Sharing your health concerns with your partner could help your actual health, too. "You might miss certain signs that your partner would see," says Greer, "and that could mean you go to get it checked out early, before it's too late."
How You Really Spend Your Money
Whether you have a shoe addiction or a penchant for buying fine wine, "it may seem cute to keep a purchase or two from them to avoid husbandly judgment," says Masini. "But when those purchases become debt and they wind up in the four- and five- and six-figures because you've lost count and control, they're going to be furious that you've put the two of you in this position."
Plus, if you hide your purchases, they'll be a source of stress and not enjoyment, Greer points out. "Ideally you want to be able to enjoy the things you purchase, free from guilt and worry that you're creating financial burden—or worry that your spouse will be angry with you," she says.
Who You Spend Time With
If your partner doesn't like one of your friends, you may be tempted to see them on the DL. But "if you hide this," Greer warns, "it compromises your own individuality in terms of expressing your personal needs, securing this social time and being responsible for yourself without needing approval from your partner."
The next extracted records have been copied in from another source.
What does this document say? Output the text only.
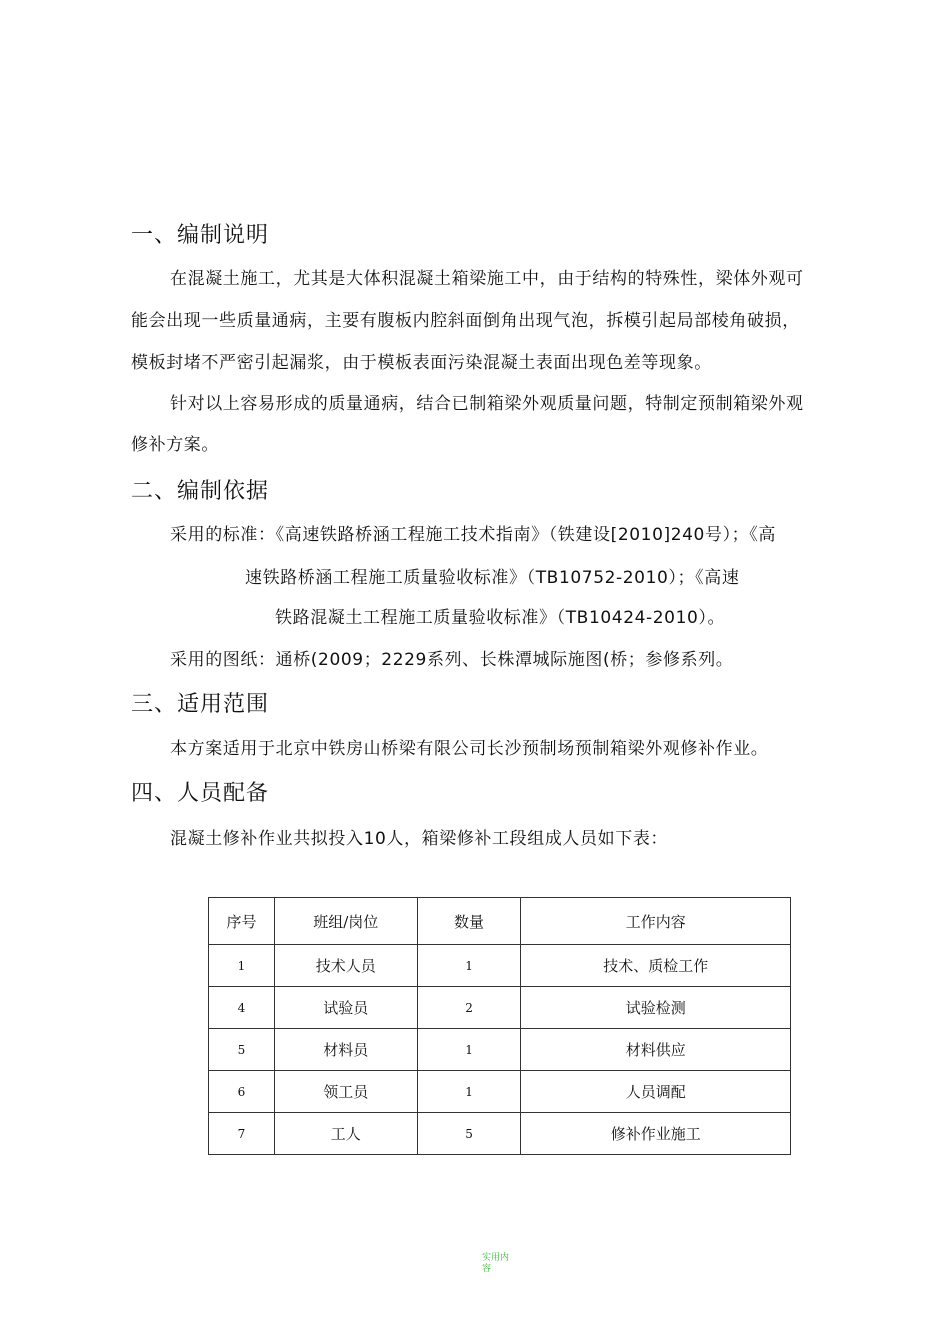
一、编制说明
在混凝土施工，尤其是大体积混凝土箱梁施工中，由于结构的特殊性，梁体外观可
能会出现一些质量通病，主要有腹板内腔斜面倒角出现气泡，拆模引起局部棱角破损，
模板封堵不严密引起漏浆，由于模板表面污染混凝土表面出现色差等现象。
针对以上容易形成的质量通病，结合已制箱梁外观质量问题，特制定预制箱梁外观
修补方案。
二、编制依据
采用的标准：《高速铁路桥涵工程施工技术指南》（铁建设[2010]240号）；《高
速铁路桥涵工程施工质量验收标准》（TB10752-2010）；《高速
铁路混凝土工程施工质量验收标准》（TB10424-2010）。
采用的图纸：通桥(2009；2229系列、长株潭城际施图(桥；参修系列。
三、适用范围
本方案适用于北京中铁房山桥梁有限公司长沙预制场预制箱梁外观修补作业。
四、人员配备
混凝土修补作业共拟投入10人，箱梁修补工段组成人员如下表：
序号	班组/岗位	数量	工作内容
1	技术人员	1	技术、质检工作
4	试验员	2	试验检测
5	材料员	1	材料供应
6	领工员	1	人员调配
7	工人	5	修补作业施工
实用内容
Any Upsets You Face at Work
Getting yelled at by your boss at work is bad enough that it's no wonder you wouldn't want to tell your partner. But hiding the warning signs that you could get demoted—or worse, lose your job—will only make a bad situation worse. "The longer you put it off, the harder it's going to be for you to tell them and for them to hear it without jumping on you for not telling them sooner," Masini says. "The problem won't just be the job issue. It's going to be their feelings about you're withholding this information. Tell them you have something to talk about. Pour two glasses of wine or cups of coffee and spill it. Better out than in, and together, you can address your next move."
Your Serious Past Relationships
You shouldn't hide your former relationships, says Masini, no matter how short-lived they may have been. "You may think it's no big deal, but when this ex suddenly shows up, seven years later, your partner will not be happy—and will wonder if you have any other former partners hiding under rocks," she warns. "Disclose your past marriages and serious relationships so your spouse isn't sabotaged by a surprise ex visit or phone call."